90分を通して走り勝ったアーセナル
マテオ・コバチッチがアーセナルのバイタルエリアに突っ込んでロストしたところからカウンターが始まると、ボールを持ったデクラン・ライスと並走する形でマルティネッリが前線へとスプリント。最後は約70mを走った上でヨシュコ・グヴァルディオルに走り勝ち、枠内に惜しいシュートを放った。
この場面を筆頭にシティはトランジションが弱点であるにも関わらず、ボールの失い方があまりに悪い。76分に喫した4失点目もアーセナルのゴール前でボールを奪われてからマルティネッリの推進力を活かしたカウンターを受けており、中盤のフィルターがかからないまま、調子の悪いCB陣が対応しなければいけない状況に陥っている。
ボールの失い方が悪い究極が57分に喫した2失点目のシーン。フィル・フォーデンのパスミスをトーマス・パーティーに奪われて、そのままミドルシュートを決められた。

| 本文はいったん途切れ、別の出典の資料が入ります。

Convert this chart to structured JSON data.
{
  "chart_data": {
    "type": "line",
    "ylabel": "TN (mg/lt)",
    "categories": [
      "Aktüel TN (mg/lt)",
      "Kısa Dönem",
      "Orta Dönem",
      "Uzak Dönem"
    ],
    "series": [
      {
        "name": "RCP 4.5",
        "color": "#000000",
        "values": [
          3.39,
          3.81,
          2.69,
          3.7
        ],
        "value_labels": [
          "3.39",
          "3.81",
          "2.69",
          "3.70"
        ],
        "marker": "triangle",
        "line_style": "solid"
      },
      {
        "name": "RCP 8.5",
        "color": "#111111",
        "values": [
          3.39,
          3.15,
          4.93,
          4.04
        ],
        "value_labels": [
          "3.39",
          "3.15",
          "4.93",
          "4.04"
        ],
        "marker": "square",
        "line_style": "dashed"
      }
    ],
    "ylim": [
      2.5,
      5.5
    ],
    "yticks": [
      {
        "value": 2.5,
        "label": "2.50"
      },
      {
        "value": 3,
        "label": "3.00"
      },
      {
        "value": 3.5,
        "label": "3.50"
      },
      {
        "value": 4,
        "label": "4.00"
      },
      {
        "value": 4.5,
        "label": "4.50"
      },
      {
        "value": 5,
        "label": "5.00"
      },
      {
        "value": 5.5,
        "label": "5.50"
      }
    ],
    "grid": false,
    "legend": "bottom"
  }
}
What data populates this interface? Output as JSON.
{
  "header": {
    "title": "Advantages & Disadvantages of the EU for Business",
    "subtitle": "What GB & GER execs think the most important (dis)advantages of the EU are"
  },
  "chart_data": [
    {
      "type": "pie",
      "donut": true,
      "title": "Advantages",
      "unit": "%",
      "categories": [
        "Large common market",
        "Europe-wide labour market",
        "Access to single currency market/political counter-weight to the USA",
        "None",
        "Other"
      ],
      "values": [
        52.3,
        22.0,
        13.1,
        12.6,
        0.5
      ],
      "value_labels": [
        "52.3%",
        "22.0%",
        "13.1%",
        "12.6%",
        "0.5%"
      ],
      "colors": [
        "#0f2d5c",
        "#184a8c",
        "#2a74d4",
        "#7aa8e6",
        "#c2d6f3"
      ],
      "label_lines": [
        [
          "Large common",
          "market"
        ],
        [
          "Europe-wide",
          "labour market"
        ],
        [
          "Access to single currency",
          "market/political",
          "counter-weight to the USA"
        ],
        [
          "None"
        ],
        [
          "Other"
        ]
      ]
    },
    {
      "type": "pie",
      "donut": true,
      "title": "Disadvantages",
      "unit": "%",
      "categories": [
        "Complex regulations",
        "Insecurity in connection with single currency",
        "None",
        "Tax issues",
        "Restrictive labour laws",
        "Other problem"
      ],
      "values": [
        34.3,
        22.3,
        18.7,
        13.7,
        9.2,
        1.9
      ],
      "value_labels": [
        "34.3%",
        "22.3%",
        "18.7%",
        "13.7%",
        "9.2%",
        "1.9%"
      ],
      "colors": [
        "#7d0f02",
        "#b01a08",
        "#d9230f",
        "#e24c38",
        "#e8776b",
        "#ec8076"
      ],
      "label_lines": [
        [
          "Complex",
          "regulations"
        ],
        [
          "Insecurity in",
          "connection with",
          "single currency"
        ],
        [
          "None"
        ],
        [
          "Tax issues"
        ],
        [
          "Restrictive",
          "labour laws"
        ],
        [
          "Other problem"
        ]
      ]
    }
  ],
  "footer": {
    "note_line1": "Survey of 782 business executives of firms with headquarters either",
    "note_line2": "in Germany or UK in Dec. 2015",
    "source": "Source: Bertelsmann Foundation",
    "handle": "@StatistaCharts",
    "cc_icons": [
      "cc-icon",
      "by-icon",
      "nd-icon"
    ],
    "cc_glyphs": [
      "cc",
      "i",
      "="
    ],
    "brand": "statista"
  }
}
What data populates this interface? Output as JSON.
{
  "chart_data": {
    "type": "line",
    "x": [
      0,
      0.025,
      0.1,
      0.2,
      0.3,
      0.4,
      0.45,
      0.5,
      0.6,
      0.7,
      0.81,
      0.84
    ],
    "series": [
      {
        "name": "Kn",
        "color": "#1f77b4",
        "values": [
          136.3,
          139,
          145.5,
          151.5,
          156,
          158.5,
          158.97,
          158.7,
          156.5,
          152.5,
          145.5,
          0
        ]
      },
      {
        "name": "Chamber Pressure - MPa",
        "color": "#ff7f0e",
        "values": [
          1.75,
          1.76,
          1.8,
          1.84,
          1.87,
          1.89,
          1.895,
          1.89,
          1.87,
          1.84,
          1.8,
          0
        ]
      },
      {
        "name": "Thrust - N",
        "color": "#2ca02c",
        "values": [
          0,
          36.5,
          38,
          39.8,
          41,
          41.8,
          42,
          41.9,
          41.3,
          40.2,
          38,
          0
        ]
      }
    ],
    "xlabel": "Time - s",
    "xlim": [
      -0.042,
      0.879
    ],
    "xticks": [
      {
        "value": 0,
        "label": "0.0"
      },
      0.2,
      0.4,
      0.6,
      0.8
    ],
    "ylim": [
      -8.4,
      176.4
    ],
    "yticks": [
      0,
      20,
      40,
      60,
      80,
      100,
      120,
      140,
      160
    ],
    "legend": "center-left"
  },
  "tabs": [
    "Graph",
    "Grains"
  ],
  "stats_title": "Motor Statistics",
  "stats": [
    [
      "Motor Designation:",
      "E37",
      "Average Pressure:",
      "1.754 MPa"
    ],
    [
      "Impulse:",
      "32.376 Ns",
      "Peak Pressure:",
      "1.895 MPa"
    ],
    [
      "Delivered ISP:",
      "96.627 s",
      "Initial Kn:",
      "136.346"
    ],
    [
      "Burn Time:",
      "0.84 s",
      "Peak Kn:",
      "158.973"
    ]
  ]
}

ほかにも、本来はフィルターになって欲しいアンカーのコバチッチが、ドリブルで突っ込んだところを奪われてからカウンターを喫するなど、自分たちで苦手な場面を作り出してしまっている。
一方でアーセナル側の視点に立つと、ウーデゴールを軸とした強度とパスコースを消す練度の高いハイプレスで相手のビルドアップを妨害し、シティの弱点が出やすい形を誘発していたと言える。
試合を通してボールを失った直後の強度と切り替えの早さは両軍の間で明らかな差があり、メンバー構成と相手の弱点を狙い定めたプランニングもアルテタがペップを上回った。
この5-1の大勝でアーセナルは、ペップ率いるシティへの苦手意識を完全に克服したのではないだろうか。首位リバプールとは最大で勝ち点「9」の差があるが、逆転での優勝に向けてはチームを勢いづかせる最高の勝利となった。